Le 19 juin 2025, l’Assurance maladie a relancé une opération visant à réduire le nombre d’arrêts maladie prescrits par certains généralistes. À l’approche d’un déficit public aggravé, cette initiative vise à contenir les dépenses d’indemnités journalières. Mais cette politique, perçue comme coercitive par les syndicats médicaux, a suscité une réaction immédiate de MG France, qui dénonce une atteinte à la qualité des soins.

Assurance maladie : une campagne ciblée pour limiter les arrêts maladie

Lancée officiellement début juin, la nouvelle campagne de “mise sous objectif” (MSO) concerne environ 500 médecins généralistes identifiés comme les plus prescripteurs d’arrêts maladie. Selon les indications de la Caisse nationale d’assurance maladie (Cnam), cette opération vise à « réduire de 20 % » le volume de jours prescrits par ces professionnels à partir du 1er septembre, avec une seconde vague dès le 1er janvier 2026, explique BFMTV.

Cette initiative s’inscrit dans un contexte budgétaire tendu : les dépenses d’indemnités journalières (IJ) ont augmenté de 6,7 % entre janvier et avril 2025, bien au-delà de la prévision de 4 % inscrite dans l’Objectif national de dépenses d’assurance maladie (ONDAM). Le comité d’alerte sur les dépenses de santé estime que ce dépassement pourrait atteindre 500 millions d’euros d’ici fin 2025 détaille, Le Quotidien du Médecin.
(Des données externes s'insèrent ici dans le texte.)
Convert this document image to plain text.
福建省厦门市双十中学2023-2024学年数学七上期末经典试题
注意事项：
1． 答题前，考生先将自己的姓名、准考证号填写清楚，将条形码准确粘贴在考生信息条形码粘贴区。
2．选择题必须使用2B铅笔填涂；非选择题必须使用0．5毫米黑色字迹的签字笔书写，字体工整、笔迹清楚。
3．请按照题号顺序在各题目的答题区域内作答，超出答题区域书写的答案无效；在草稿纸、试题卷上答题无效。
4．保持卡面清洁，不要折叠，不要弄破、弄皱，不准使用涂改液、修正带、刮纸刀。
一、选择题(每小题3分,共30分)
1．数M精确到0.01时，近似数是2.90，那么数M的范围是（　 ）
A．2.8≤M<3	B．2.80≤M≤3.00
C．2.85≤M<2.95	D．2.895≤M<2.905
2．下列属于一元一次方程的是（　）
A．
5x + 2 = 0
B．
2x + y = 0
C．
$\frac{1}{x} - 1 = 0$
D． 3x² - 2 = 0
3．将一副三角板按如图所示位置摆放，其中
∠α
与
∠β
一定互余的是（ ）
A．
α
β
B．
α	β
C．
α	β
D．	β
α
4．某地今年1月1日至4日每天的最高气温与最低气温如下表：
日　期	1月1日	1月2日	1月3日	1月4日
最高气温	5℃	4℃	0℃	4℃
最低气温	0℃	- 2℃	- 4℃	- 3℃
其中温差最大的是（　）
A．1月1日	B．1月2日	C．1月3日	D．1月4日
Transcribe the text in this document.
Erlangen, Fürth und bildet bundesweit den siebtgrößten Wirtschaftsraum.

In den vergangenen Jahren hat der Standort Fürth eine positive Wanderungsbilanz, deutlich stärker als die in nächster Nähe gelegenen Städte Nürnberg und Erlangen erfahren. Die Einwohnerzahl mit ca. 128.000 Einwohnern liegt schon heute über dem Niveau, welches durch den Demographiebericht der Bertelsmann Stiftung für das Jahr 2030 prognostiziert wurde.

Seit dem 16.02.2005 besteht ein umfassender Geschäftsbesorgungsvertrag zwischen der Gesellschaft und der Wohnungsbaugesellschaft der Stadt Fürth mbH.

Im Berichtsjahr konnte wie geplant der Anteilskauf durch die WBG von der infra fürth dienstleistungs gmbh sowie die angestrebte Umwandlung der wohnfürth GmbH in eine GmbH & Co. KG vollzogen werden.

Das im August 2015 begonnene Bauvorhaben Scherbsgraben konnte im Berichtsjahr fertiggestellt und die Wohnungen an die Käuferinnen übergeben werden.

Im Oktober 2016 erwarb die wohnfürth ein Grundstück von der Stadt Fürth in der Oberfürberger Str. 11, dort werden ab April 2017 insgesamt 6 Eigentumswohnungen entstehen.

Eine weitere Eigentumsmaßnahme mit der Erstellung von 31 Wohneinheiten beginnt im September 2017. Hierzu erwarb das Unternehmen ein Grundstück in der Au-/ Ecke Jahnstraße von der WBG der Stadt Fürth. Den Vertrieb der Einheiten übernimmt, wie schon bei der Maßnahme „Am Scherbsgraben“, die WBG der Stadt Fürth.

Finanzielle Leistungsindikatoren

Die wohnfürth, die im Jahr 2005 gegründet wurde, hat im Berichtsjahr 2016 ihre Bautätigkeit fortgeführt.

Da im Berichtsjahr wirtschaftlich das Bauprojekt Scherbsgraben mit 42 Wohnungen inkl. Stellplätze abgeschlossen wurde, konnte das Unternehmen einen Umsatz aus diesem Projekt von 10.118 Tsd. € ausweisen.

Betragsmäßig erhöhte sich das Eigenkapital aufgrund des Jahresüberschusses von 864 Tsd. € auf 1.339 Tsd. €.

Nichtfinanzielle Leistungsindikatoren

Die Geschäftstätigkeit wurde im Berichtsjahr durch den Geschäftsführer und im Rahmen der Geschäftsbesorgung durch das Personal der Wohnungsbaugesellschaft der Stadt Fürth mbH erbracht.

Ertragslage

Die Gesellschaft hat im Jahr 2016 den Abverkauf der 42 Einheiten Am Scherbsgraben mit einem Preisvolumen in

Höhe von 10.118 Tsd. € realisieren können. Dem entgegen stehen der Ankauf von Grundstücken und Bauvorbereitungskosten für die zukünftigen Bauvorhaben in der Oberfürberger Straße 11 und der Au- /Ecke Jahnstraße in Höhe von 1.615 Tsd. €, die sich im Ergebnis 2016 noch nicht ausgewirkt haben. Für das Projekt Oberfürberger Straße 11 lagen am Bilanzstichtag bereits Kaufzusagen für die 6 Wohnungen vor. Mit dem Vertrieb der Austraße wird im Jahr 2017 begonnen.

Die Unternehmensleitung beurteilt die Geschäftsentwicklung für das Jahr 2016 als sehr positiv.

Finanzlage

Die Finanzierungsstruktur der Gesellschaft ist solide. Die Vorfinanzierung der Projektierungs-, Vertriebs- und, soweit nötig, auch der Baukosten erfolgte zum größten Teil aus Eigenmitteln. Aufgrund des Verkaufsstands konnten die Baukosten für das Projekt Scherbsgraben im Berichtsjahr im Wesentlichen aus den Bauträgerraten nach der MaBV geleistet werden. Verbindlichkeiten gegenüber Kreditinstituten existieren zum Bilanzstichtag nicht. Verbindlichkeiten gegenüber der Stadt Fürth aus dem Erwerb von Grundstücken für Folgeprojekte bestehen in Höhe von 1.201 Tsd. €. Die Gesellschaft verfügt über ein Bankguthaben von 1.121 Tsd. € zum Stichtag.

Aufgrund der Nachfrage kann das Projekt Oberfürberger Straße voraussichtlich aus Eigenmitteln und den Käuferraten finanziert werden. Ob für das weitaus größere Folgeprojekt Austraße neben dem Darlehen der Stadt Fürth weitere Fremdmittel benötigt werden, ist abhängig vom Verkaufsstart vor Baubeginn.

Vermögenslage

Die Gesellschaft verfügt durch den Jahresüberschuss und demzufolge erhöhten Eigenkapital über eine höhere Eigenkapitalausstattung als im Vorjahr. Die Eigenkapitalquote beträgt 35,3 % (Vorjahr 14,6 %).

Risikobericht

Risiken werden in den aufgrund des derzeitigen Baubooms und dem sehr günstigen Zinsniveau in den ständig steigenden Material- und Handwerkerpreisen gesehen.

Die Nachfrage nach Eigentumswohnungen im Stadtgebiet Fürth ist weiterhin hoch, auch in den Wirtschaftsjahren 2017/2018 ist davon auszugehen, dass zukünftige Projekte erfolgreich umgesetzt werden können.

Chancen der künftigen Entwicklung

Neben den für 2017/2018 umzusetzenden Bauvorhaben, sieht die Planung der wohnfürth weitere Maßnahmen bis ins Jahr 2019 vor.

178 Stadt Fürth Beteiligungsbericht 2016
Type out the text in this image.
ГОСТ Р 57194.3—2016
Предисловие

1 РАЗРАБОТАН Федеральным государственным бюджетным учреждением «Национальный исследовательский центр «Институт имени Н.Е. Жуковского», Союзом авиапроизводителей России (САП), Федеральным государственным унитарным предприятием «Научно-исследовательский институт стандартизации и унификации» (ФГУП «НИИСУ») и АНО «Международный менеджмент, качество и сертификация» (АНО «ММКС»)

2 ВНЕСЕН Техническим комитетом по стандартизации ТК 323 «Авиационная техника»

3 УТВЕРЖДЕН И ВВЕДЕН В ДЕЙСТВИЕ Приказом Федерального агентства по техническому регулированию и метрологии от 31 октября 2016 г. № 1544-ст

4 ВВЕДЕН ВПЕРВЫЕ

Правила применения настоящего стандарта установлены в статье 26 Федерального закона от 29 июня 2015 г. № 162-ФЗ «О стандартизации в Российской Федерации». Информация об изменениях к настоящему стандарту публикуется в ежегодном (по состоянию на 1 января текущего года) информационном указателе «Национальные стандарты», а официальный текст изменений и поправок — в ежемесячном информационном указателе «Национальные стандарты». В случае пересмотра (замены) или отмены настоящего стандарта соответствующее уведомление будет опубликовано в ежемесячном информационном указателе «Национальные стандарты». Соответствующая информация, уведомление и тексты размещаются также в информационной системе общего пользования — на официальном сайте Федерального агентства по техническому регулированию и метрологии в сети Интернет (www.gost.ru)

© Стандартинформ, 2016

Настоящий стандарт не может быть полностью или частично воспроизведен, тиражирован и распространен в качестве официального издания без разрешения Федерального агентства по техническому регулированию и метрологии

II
MG France dénonce une pression injustifiée sur les médecins

La réaction ne s’est pas fait attendre. Le syndicat MG France, majoritaire chez les généralistes, a immédiatement rejeté cette politique, la qualifiant d’« ingérence dans la décision médicale ». Lors d’une conférence de presse le 19 juin, sa présidente, le Dr Agnès Giannotti, a déclaré : « Ce qui nous pose problème, c’est que cette nouvelle campagne ne vise que les arrêts longs [...] Il ne s’agit ni de fraude, ni d’abus, mais de patients qui en ont besoin », relaye BMFTV.

Le syndicat estime que cette approche conduit à des pratiques contraires à l’éthique médicale, forçant certains praticiens à « brimer leurs patients » pour se conformer aux quotas. Une précédente campagne similaire, menée en 2023-2024, avait déjà été fortement contestée.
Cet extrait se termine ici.